Reeves Dari Trete Drive In

(Submitted by Max Reeves, Pacolet Native)

Reeves Dari Trete Store in Oct., 1962.

In the late 1930's, my Uncle Odean Whitehead built a small building that consisted of the front right portion of the present building located at 991 North Highway 150 in Central Pacolet. Later, the front of the building was expanded and later still the back of the building was constructed. Soldiers stationed at Camp Croft would come by the store, patronize it and get some cool water from the spigot located on the back of the store. People had fond memories during that period of time. Among Uncle Odean's employees were Sam Bryant and the late John Smoak. I'll bet many of you reading this were not aware of that fact. 

The rear of the store.

My older brother, Gene Reeves, wanted to open an ice cream business because he had success selling ice cream on the mill hill. He would go as far as Sam Petty's house and he was sold out by then. Our daddy, John, would then tow the ice cream wagon back up to the house. When Gene went off to Georgia Tech in Atlanta in 1954 that took care of the ice cream business as far as he was concerned. Daddy continued to run the business in the summer with my help. 

John Reeves at the counter of the Dari Trete.

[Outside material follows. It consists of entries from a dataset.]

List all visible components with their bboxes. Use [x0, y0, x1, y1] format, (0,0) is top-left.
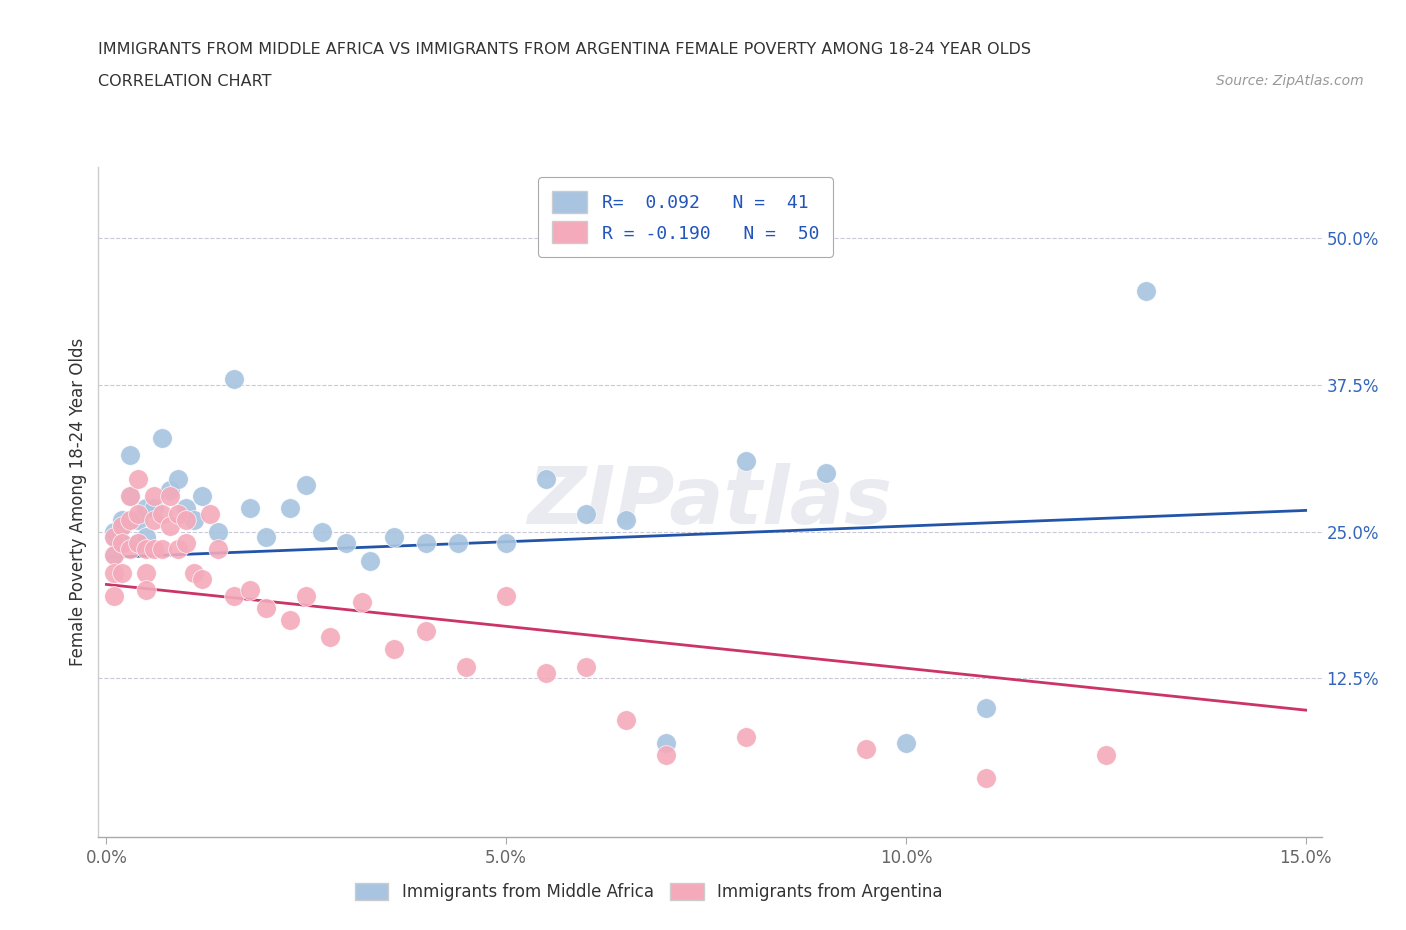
Point: [150, 542, 173, 557]
Point: [447, 536, 470, 551]
Point: [127, 472, 149, 486]
Point: [183, 565, 205, 580]
Point: [127, 536, 149, 551]
Point: [111, 536, 134, 551]
Point: [150, 507, 173, 522]
Point: [127, 507, 149, 522]
Point: [534, 472, 557, 486]
Point: [575, 659, 598, 674]
Point: [167, 472, 190, 486]
Point: [614, 712, 637, 727]
Point: [135, 583, 157, 598]
Point: [224, 371, 246, 386]
Point: [127, 512, 149, 527]
Point: [143, 542, 166, 557]
Point: [382, 642, 405, 657]
Point: [135, 530, 157, 545]
Point: [120, 489, 142, 504]
Point: [111, 565, 134, 580]
Point: [278, 612, 301, 627]
Point: [575, 507, 598, 522]
Text: IMMIGRANTS FROM MIDDLE AFRICA VS IMMIGRANTS FROM ARGENTINA FEMALE POVERTY AMONG : IMMIGRANTS FROM MIDDLE AFRICA VS IMMIGRA…: [98, 42, 1032, 57]
Point: [295, 477, 318, 492]
Point: [814, 465, 837, 480]
Y-axis label: Female Poverty Among 18-24 Year Olds: Female Poverty Among 18-24 Year Olds: [69, 339, 87, 666]
Point: [239, 500, 262, 515]
Point: [103, 548, 125, 563]
Point: [359, 553, 381, 568]
Legend: Immigrants from Middle Africa, Immigrants from Argentina: Immigrants from Middle Africa, Immigrant…: [347, 874, 950, 909]
Point: [335, 536, 357, 551]
Point: [176, 536, 198, 551]
Point: [352, 594, 374, 609]
Point: [143, 489, 166, 504]
Point: [311, 525, 333, 539]
Point: [200, 507, 222, 522]
Point: [735, 454, 758, 469]
Point: [103, 589, 125, 604]
Text: ZIPatlas: ZIPatlas: [527, 463, 893, 541]
Point: [224, 589, 246, 604]
Point: [103, 530, 125, 545]
Point: [382, 530, 405, 545]
Point: [495, 536, 517, 551]
Point: [120, 489, 142, 504]
Point: [150, 431, 173, 445]
Point: [278, 500, 301, 515]
Point: [103, 548, 125, 563]
Point: [894, 736, 917, 751]
Point: [120, 447, 142, 462]
Point: [295, 589, 318, 604]
Point: [135, 500, 157, 515]
Point: [167, 507, 190, 522]
Point: [120, 512, 142, 527]
Point: [191, 489, 214, 504]
Point: [319, 630, 342, 644]
Point: [974, 700, 997, 715]
Point: [974, 771, 997, 786]
Point: [1135, 284, 1157, 299]
Point: [183, 512, 205, 527]
Point: [254, 601, 277, 616]
Text: Source: ZipAtlas.com: Source: ZipAtlas.com: [1216, 74, 1364, 88]
Point: [103, 525, 125, 539]
Point: [159, 518, 181, 533]
Point: [120, 542, 142, 557]
Point: [176, 512, 198, 527]
Point: [143, 500, 166, 515]
Point: [534, 665, 557, 680]
Point: [135, 542, 157, 557]
Point: [735, 730, 758, 745]
Point: [111, 512, 134, 527]
Point: [103, 565, 125, 580]
Point: [135, 565, 157, 580]
Point: [415, 624, 437, 639]
Point: [614, 512, 637, 527]
Point: [415, 536, 437, 551]
Point: [103, 530, 125, 545]
Point: [111, 518, 134, 533]
Point: [159, 489, 181, 504]
Point: [143, 512, 166, 527]
Point: [207, 525, 229, 539]
Point: [111, 518, 134, 533]
Point: [159, 483, 181, 498]
Point: [191, 571, 214, 586]
Point: [1094, 748, 1116, 763]
Point: [111, 536, 134, 551]
Point: [456, 659, 478, 674]
Point: [254, 530, 277, 545]
Point: [207, 542, 229, 557]
Point: [855, 741, 877, 756]
Point: [176, 500, 198, 515]
Point: [495, 589, 517, 604]
Point: [655, 736, 678, 751]
Text: CORRELATION CHART: CORRELATION CHART: [98, 74, 271, 89]
Point: [655, 748, 678, 763]
Point: [127, 536, 149, 551]
Point: [167, 542, 190, 557]
Point: [239, 583, 262, 598]
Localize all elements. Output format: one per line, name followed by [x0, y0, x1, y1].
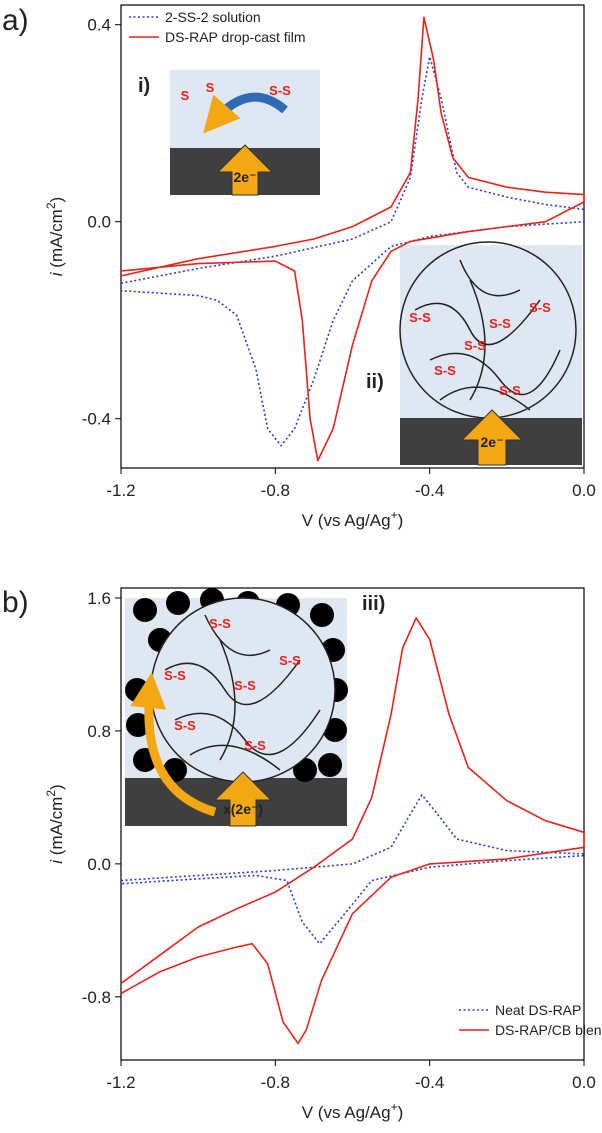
plot-frame: [120, 4, 585, 469]
x-axis-label: V (vs Ag/Ag+): [302, 508, 404, 530]
annotation: 2e⁻: [234, 169, 257, 185]
x-axis-label-part: V (vs Ag/Ag: [302, 1103, 391, 1122]
x-axis-label-part: ): [398, 511, 404, 530]
annotation: S-S: [174, 718, 196, 733]
annotation: 2e⁻: [481, 434, 504, 450]
annotation: S: [181, 88, 190, 103]
y-axis-label-part: (mA/cm: [47, 209, 66, 272]
x-tick-label: -1.2: [106, 481, 135, 500]
legend-label: 2-SS-2 solution: [165, 9, 261, 25]
legend-label: Neat DS-RAP: [495, 1002, 581, 1018]
cv-curve: [120, 16, 585, 462]
y-axis-label-part: 2: [44, 790, 58, 797]
annotation: S-S: [434, 363, 456, 378]
y-axis-label-part: 2: [44, 202, 58, 209]
annotation: S-S: [529, 300, 551, 315]
annotation: i): [138, 75, 150, 97]
annotation: iii): [362, 593, 385, 615]
y-axis-label-part: ): [47, 784, 66, 790]
y-tick-label: 0.0: [87, 213, 111, 232]
annotation: S-S: [464, 338, 486, 353]
x-axis-label: V (vs Ag/Ag+): [302, 1100, 404, 1122]
annotation: S-S: [489, 316, 511, 331]
x-axis-label-part: V (vs Ag/Ag: [302, 511, 391, 530]
plot-frame: [120, 587, 585, 1061]
legend-label: DS-RAP/CB blend: [495, 1022, 602, 1038]
y-axis-label: i (mA/cm2): [44, 197, 66, 276]
y-axis-label: i (mA/cm2): [44, 784, 66, 863]
annotation: S-S: [209, 616, 231, 631]
annotation: S-S: [234, 678, 256, 693]
x-axis-label-part: ): [398, 1103, 404, 1122]
y-tick-label: -0.8: [82, 988, 111, 1007]
inset-i: [170, 70, 320, 196]
cv-curve: [120, 617, 585, 1045]
x-tick-label: -1.2: [106, 1073, 135, 1092]
legend-label: DS-RAP drop-cast film: [165, 29, 306, 45]
y-axis-label-part: ): [47, 197, 66, 203]
y-axis-label-part: i: [47, 859, 66, 864]
x-tick-label: -0.8: [261, 1073, 290, 1092]
y-tick-label: 1.6: [87, 589, 111, 608]
annotation: ii): [366, 371, 384, 393]
y-axis-label-part: (mA/cm: [47, 797, 66, 860]
annotation: S-S: [269, 83, 291, 98]
y-tick-label: -0.4: [82, 410, 111, 429]
x-tick-label: -0.4: [415, 1073, 444, 1092]
inset-iii: [125, 588, 348, 827]
annotation: S-S: [164, 668, 186, 683]
x-axis-label-part: +: [391, 508, 398, 522]
panel-label: a): [2, 4, 29, 37]
y-axis-label-part: i: [47, 271, 66, 276]
y-tick-label: 0.8: [87, 722, 111, 741]
cv-curve: [120, 794, 585, 945]
annotation: S-S: [244, 738, 266, 753]
annotation: S: [206, 80, 215, 95]
x-tick-label: 0.0: [572, 481, 596, 500]
annotation: S-S: [409, 310, 431, 325]
y-tick-label: 0.0: [87, 855, 111, 874]
x-tick-label: -0.4: [415, 481, 444, 500]
x-axis-label-part: +: [391, 1100, 398, 1114]
annotation: S-S: [499, 383, 521, 398]
y-tick-label: 0.4: [87, 16, 111, 35]
annotation: x(2e⁻): [223, 801, 263, 817]
panel-label: b): [2, 586, 29, 619]
x-tick-label: -0.8: [261, 481, 290, 500]
annotation: S-S: [279, 653, 301, 668]
inset-ii: [399, 241, 582, 466]
x-tick-label: 0.0: [572, 1073, 596, 1092]
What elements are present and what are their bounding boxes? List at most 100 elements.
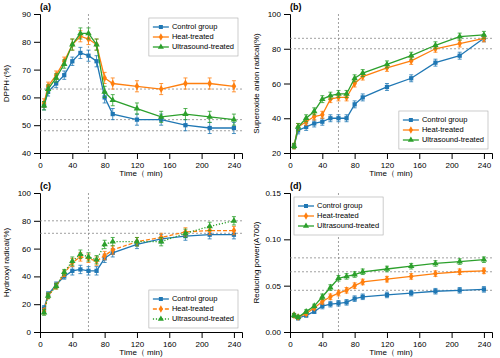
marker [109, 238, 115, 244]
tick: 200 [445, 332, 459, 349]
error-bar [361, 94, 365, 101]
marker [351, 75, 357, 81]
legend-marker [159, 305, 163, 312]
y-axis-title: Hydroxyl radical(%) [2, 227, 11, 297]
tick-mark [34, 332, 40, 333]
marker [385, 85, 389, 89]
axis-line [34, 194, 41, 333]
tick-label: 240 [228, 161, 242, 170]
panel-label: (d) [290, 181, 302, 191]
error-bar [345, 300, 349, 306]
tick-mark [34, 125, 40, 126]
error-bar [208, 78, 212, 89]
tick: 0 [38, 332, 43, 349]
legend-item: Control group [153, 294, 217, 303]
y-axis: 405060708090 [22, 10, 40, 158]
series [41, 217, 237, 316]
marker [182, 230, 188, 236]
legend: Control groupHeat-treatedUltrasound-trea… [149, 290, 238, 328]
marker [78, 51, 82, 55]
axis-line [34, 15, 41, 154]
tick-label: 0 [288, 340, 293, 349]
legend-box [149, 290, 238, 328]
marker [320, 111, 325, 119]
legend-marker [304, 204, 308, 208]
series-line [44, 36, 234, 103]
series-line [294, 260, 484, 317]
marker [94, 269, 98, 273]
tick-label: 100 [268, 10, 282, 19]
error-bar [208, 122, 212, 133]
marker [110, 80, 115, 88]
tick-label: 160 [413, 161, 427, 170]
axis-line [284, 15, 291, 154]
error-bar [78, 265, 82, 273]
marker [335, 275, 341, 281]
tick-label: 200 [445, 161, 459, 170]
legend-box [399, 111, 488, 149]
error-bar [95, 267, 99, 275]
marker [46, 292, 51, 300]
marker [458, 288, 462, 292]
series [292, 34, 486, 150]
tick: 120 [381, 332, 395, 349]
marker [42, 307, 47, 315]
marker [77, 250, 83, 256]
tick: 100 [18, 189, 40, 198]
marker [328, 302, 332, 306]
tick: 200 [445, 153, 459, 170]
series-line [294, 38, 484, 146]
x-axis-title: Time（ min) [119, 348, 163, 357]
legend-label: Ultrasound-treated [172, 314, 234, 323]
tick: 50 [22, 121, 40, 130]
error-bar [95, 56, 99, 67]
marker [432, 42, 438, 48]
error-bar [482, 287, 486, 293]
error-bar [328, 115, 332, 122]
tick-mark [419, 153, 420, 159]
error-bar [183, 78, 187, 89]
tick-mark [322, 153, 323, 159]
legend-label: Control group [422, 115, 467, 124]
series [292, 35, 486, 149]
y-axis-title: DPPH·(%) [2, 65, 11, 103]
error-bar [361, 294, 365, 300]
marker [384, 61, 390, 67]
tick-label: 0.05 [265, 282, 281, 291]
marker [292, 142, 297, 150]
reference-line [40, 130, 242, 131]
marker [433, 270, 438, 278]
marker [311, 108, 317, 114]
tick-label: 50 [22, 121, 31, 130]
error-bar [78, 47, 82, 58]
error-bar [458, 40, 462, 47]
tick: 240 [228, 332, 242, 349]
marker [54, 282, 59, 290]
marker [159, 85, 164, 93]
tick-mark [452, 153, 453, 159]
tick-label: 0 [288, 161, 293, 170]
marker [231, 217, 237, 223]
tick-mark [34, 97, 40, 98]
tick-label: 100 [18, 189, 32, 198]
tick-mark [34, 14, 40, 15]
error-bar [353, 101, 357, 108]
tick-mark [34, 193, 40, 194]
error-bar [320, 111, 324, 118]
tick-mark [169, 332, 170, 338]
legend-item: Ultrasound-treated [403, 135, 484, 144]
tick-mark [284, 193, 290, 194]
axis-line [41, 154, 243, 160]
legend-box [149, 18, 238, 56]
tick-label: 40 [68, 340, 77, 349]
marker [291, 142, 297, 148]
panel-label: (a) [40, 2, 51, 12]
error-bar [312, 120, 316, 127]
error-bar [183, 120, 187, 131]
marker [352, 282, 357, 290]
error-bar [86, 50, 90, 61]
tick: 120 [381, 153, 395, 170]
tick-label: 160 [163, 340, 177, 349]
marker [78, 267, 82, 271]
tick-mark [169, 153, 170, 159]
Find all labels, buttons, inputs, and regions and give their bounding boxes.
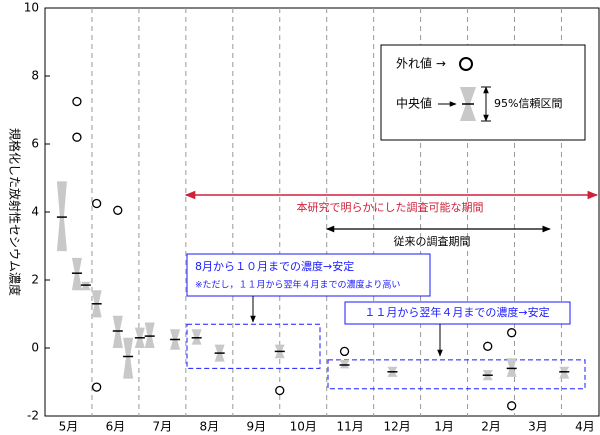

In 1959, John was laid off from the mill where he ran the "dope" wagon. No not what you think  - as "dope" back in those days referred to the headache powders sold on the "dope" wagon. The origin of Coca-Cola may have had something to do with that as well. On April 10, 1959 John and myself opened the Dari Trete Drive In. I worked there throughout high school and college and the summer of 1969 when I arrived back from the Southern Baptist Theological Seminary in Louisville. John retired at the end of 1969 and rented out the store to several local residents. 

Ice Cream Machine and milk shake blenders.

Booths and counter.

Cooking Area.

On a personal level I am thankful for our many customers over the years. Many have shared their memories of coming to the store and enjoying our ice cream, hot dogs and hamburgers. My one regret is that we ran the store during the segregated sixties. I never heard the first black person share the sentiments previously expressed and with good reason. That serving window on the front of the store will always be a reminder of those years even though it was originally used for serving only ice cream to all customers. I will always be indebted to the people of the Pacolet area because that store along with my mother's work at Brodie Insurance Agency in Spartanburg put me through college and seminary. 

I trust you will enjoy seeing the attached pictures and always know I appreciate so much the patronage of the people of the Pacolet, Pacolet Mills, Victor Park, Central Pacolet area and surrounding communities.